Cited from cppref
std::when_any
is defined as follows:
template<class Sequence>
struct when_any_result
{
std::size_t index;
Sequence futures;
};
template<class InputIt>
auto when_any(InputIt first, InputIt last)
-> future<when_any_result<std::vector<
typename std::iterator_traits<InputIt>::value_type>>>;
template<class... Futures>
auto when_any(Futures&&... futures)
-> future<when_any_result<std::tuple<std::decay_t<Futures>...>>>;
What makes me confused is why does the last form not use std::vector
as its result type?
The result contains an index
field, which can be used to retrieve the ready future. To me, std::tuple
is hard to iterate via index
at run-time, but std::vector
is easy to do so.
Is there any rationale behind for such a design?

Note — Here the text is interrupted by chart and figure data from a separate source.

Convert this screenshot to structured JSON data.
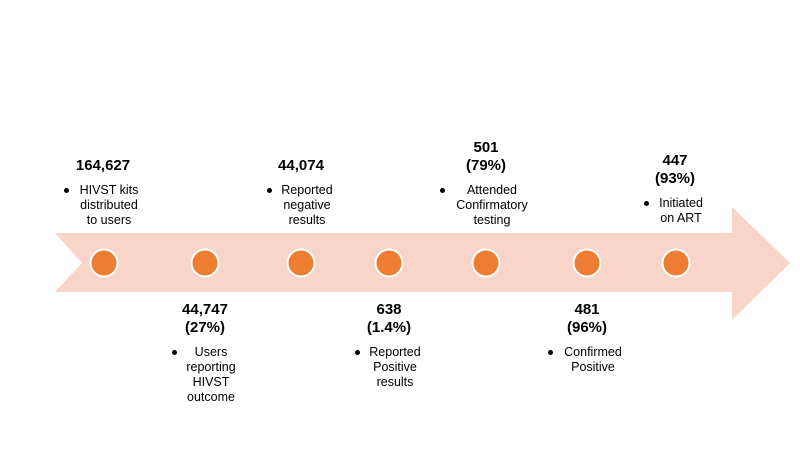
{
  "colors": {
    "arrow_fill": "#f8d5c8",
    "node_fill": "#ed7d31",
    "node_stroke": "#ffffff"
  },
  "steps": [
    {
      "count": "164,627",
      "percent": "",
      "description": "HIVST kits distributed to users",
      "position": "above"
    },
    {
      "count": "44,747",
      "percent": "(27%)",
      "description": "Users reporting HIVST outcome",
      "position": "below"
    },
    {
      "count": "44,074",
      "percent": "",
      "description": "Reported negative results",
      "position": "above"
    },
    {
      "count": "638",
      "percent": "(1.4%)",
      "description": "Reported Positive results",
      "position": "below"
    },
    {
      "count": "501",
      "percent": "(79%)",
      "description": "Attended Confirmatory testing",
      "position": "above"
    },
    {
      "count": "481",
      "percent": "(96%)",
      "description": "Confirmed Positive",
      "position": "below"
    },
    {
      "count": "447",
      "percent": "(93%)",
      "description": "Initiated on ART",
      "position": "above"
    }
  ]
}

This InputIt first, InputIt last
is an iterator range. It defines an input range over a sequence of elements of the same type.
This Futures&&... futures
is a variadic template. It defines a series of parameters of potentially different types.
Both of these restrict their input values to some form of future, but the latter one can take different kinds of futures that result in different types of values. A vector<T>
is a homogeneous container; it cannot represent values of different types (unless it's a vector<any>
, but that just makes it cumbersome and inefficient to use).